Astuciosamente, após consultar os seus advogados, Roy decidiu declarar a sua ilha-fortaleza como o Estado Independente de “Sealand”, invocando que a fortaleza estaria compreendida sob “Terra Nullius” (terra de ninguém).

No dia 2 de setembro de 1967, acompanhado por sua esposa Joan, o filho Michael (14), a filha Penelope (16) e vários amigos e seguidores, Roy fundou o Principado de Sealand.

A SOBERANIA DE SEALAND

Não tardou muito até o governo do Reino Unido se insurgir a esta atípica situação, que os seus ministros apelidaram como sendo a “Cuba ao largo da costa leste de Inglaterra”.

Como Roy ainda era um cidadão britânico, foi emitida uma notificação ao abrigo da “lei de armas de fogo” do Reino Unido.

A 25 de novembro de 1968, Roy se viram perante o Tribunal da Coroa da Comarca de Chelmsford em Essex.

A audiência foi repleta de argumentos invocando leis datadas do século 17º.

Ao final o Juiz concluiu que:

Trata-se de um incidente audacioso, mais adequado aos tempos de Sir Francis Drake (o pirata), mas decidindo que os Tribunais do Reino Unido não tinham qualquer jurisdição para tratar do caso”.

Assim, nasceu Sealand, sendo reconhecida “de facto”, repousando sob águas internacionais, numa área abandonada, ou Terra de Ninguém.

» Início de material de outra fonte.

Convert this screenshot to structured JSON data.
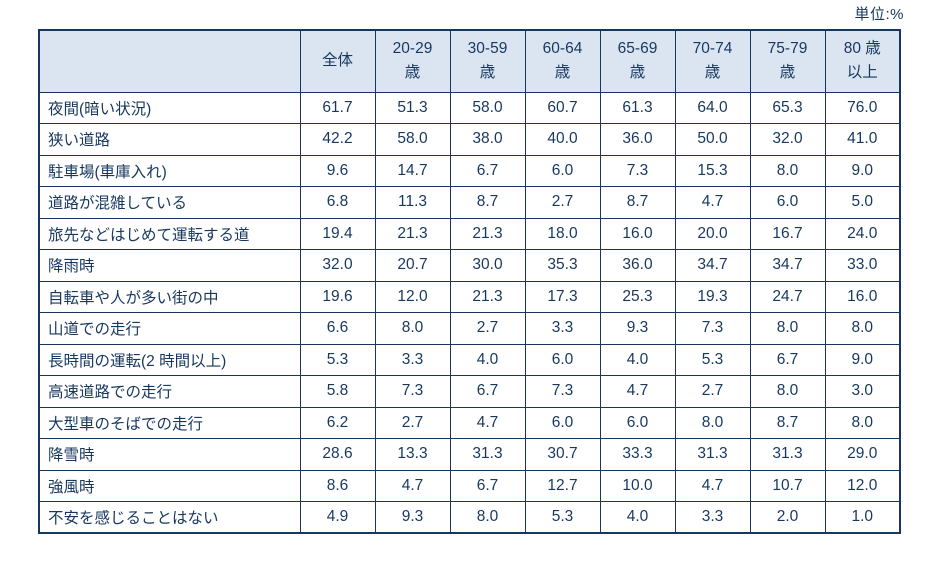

Do ponto de vista jurídico, a fundação de tal país se respaldou nos seguintes elementos:

1 - Res derelicta (res derelictae no plural) é uma expressão latina, composta de res + derelicta, significando (DE PLÁCIDO E SILVA, 2004:1212) literalmente "coisa abandonada", sendo, nesse sentido, suscetível de apropriação.

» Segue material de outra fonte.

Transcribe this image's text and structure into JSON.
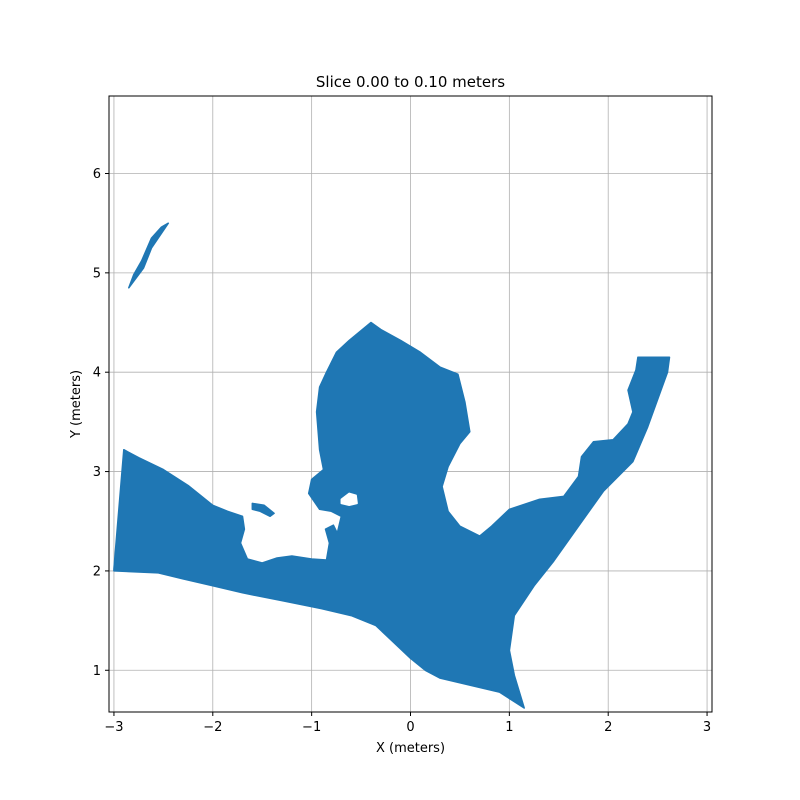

A renúncia à propriedade da res acarreta a situação de abandono, que habilita a ocupação, um dos modos originários de aquisição da propriedade desde o direito romano (MARKY, 1995:79).

Maria Helena Diniz (2004:304) assevera que é necessária a "intenção do (...) dono" de se despojar da coisa, destacando, ainda, que não é obrigatória a "existência de uma declaração expressa do dono", bastando a dedução inequívoca de que há o "propósito de abandonar o bem", assim como o comportamento com relação ao bem.

Terra nullius é uma expressão latina decorrente do direito romano que significa "terra que pertence a ninguém",[1][2] terra de ninguém, ou seja, terra vasta, aplicando o princípio geral do res nullius aos bens materiais, em termos de propriedade privada ou como território ao abrigo do direito público.